Dr. Manno had visited the tent city for the first times shortly after the earthquake, but it wasn’t until March that Ebenezer Clinic was able to come down to provide some relief. In that first trip, they were able to do a mobile clinic as well as provide food packages to the people. By April, they were able to start building the more permanent shelter over the basketball court. These shelters helped address the issues of the wind, rain and intense sun that people had been exposed to before.  They also provided a better sense of security to the people. They shelters are not completely finished as of yet, they hope to expand them even further.
“We want to say thank you to Ebenezer Clinic and all of the donors for all the things they have done for us. We hope to continue to work with you and find a way for us to be able to provide food and water to this community.” Emmanuel St.
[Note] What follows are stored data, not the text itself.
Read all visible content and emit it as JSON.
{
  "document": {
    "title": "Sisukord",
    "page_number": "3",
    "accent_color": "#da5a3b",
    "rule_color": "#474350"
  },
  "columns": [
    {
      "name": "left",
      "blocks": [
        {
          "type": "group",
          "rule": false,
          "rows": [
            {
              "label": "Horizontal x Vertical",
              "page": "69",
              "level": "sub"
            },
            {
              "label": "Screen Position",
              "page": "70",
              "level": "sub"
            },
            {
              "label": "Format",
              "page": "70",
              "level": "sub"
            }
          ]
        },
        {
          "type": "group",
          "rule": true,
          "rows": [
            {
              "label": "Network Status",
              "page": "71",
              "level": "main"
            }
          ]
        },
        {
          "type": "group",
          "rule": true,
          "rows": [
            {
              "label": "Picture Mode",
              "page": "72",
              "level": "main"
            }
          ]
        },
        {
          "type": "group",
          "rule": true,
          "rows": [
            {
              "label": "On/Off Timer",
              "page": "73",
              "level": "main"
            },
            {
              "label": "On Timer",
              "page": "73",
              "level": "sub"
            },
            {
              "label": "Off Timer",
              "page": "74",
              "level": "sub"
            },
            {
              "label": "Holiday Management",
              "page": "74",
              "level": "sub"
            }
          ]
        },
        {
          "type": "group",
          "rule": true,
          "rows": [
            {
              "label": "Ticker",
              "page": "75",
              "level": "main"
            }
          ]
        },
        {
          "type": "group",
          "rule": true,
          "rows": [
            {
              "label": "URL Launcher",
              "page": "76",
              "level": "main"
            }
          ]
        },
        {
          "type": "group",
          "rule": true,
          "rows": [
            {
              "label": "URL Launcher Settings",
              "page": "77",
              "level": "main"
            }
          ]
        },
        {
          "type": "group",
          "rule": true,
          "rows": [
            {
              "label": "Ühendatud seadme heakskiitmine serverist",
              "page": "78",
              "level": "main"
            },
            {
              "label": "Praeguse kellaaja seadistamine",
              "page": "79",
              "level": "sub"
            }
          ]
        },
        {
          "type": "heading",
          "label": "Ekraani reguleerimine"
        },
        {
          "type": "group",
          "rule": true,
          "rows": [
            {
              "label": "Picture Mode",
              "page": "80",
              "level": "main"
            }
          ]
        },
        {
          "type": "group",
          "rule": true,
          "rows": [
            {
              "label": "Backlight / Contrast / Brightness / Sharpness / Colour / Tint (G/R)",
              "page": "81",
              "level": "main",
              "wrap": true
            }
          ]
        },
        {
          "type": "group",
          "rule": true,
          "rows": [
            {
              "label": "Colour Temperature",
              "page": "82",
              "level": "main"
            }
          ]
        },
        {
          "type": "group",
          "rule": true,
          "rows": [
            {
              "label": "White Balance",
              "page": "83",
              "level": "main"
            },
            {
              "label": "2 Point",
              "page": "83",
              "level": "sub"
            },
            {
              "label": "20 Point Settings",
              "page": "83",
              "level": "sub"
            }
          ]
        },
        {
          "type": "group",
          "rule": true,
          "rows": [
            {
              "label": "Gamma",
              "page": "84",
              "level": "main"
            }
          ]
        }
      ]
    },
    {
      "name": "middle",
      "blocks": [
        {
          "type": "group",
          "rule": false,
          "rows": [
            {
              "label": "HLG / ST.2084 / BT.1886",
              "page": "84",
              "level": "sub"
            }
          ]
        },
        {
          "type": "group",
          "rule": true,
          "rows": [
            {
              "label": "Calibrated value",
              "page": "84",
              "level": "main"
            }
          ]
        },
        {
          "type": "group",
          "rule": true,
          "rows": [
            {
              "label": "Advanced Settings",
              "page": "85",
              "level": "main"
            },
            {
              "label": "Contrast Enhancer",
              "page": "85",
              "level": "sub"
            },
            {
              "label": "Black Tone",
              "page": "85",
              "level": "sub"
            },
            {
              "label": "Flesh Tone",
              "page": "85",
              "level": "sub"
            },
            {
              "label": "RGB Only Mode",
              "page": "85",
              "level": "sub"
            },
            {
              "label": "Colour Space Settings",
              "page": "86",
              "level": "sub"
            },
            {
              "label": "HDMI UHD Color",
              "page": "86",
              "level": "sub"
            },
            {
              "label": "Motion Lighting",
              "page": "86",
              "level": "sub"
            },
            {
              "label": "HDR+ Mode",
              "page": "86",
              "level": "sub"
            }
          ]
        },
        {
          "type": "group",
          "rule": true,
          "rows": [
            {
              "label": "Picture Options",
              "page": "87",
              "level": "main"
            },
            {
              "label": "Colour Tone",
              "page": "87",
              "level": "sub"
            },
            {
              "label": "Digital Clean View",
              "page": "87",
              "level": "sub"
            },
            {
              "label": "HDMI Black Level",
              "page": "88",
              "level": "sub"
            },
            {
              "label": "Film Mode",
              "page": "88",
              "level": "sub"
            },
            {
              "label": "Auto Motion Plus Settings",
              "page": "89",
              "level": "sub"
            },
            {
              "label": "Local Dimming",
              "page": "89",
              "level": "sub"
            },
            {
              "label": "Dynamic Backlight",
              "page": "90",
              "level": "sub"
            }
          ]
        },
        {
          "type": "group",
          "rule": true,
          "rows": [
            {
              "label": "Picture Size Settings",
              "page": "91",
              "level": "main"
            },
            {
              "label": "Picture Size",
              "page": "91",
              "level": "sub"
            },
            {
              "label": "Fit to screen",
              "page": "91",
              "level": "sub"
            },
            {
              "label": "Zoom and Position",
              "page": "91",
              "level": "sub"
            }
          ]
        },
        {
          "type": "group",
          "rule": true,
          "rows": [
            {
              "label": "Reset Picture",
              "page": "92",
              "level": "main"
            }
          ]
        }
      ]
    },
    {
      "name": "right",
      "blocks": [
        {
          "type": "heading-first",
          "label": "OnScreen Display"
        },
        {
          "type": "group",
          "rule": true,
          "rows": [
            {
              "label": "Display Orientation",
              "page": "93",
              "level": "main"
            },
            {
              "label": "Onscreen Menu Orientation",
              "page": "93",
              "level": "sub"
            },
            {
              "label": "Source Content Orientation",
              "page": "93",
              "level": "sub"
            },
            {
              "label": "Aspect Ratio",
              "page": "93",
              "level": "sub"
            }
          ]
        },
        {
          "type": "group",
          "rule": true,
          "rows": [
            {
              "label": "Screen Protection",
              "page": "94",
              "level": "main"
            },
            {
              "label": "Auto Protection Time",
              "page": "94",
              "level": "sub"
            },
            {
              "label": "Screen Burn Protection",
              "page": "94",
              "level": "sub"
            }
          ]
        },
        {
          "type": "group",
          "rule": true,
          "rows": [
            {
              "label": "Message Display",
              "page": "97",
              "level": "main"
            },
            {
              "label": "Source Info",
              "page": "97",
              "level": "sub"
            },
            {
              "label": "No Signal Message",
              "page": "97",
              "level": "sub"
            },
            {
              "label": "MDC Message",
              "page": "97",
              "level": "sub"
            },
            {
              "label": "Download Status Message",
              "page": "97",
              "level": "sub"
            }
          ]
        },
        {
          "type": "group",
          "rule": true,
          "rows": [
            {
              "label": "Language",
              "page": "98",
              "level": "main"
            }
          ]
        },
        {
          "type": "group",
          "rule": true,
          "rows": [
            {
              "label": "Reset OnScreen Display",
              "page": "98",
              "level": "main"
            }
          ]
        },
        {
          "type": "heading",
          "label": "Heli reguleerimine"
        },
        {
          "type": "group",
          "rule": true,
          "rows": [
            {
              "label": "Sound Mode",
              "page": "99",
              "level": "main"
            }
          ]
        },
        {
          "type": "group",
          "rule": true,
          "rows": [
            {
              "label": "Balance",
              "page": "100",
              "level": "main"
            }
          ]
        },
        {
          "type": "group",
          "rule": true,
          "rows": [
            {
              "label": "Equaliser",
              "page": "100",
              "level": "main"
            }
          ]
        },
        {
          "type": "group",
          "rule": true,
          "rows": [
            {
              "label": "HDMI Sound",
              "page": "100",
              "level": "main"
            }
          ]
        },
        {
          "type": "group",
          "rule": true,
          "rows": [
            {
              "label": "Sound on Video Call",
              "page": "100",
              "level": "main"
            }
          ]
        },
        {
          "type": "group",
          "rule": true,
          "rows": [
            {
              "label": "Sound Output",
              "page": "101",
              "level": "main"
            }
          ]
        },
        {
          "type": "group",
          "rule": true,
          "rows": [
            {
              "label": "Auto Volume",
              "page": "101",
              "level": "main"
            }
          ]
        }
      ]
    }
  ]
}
Brice
After seeing about 60 patients, we finish up around noon. We find some lunch at a nearby hotel and set off for home. We are all tired and just want to get back. We arrive in Gonaives shortly after 8 and then make the worst part of the trip. Going through the mountains isn’t fun during the day, never mind in the dark when you only have seconds to see the semi truck coming towards on a road with no guard rails! We roll into Haut Limbe just after 11pm, happy to be home and grateful for a shower and soft bed to sleep in. It was not a comfortable trip, but I am glad that I went. The stories of the survivors of the earthquake need to be continued to be told. It’s been six months, but they are still living with the affects of the earthquake and will continue to live with them for years to come. I was encouraged to see the work that is being done there, but I was continually reminded that there is still so much more that needs to be done.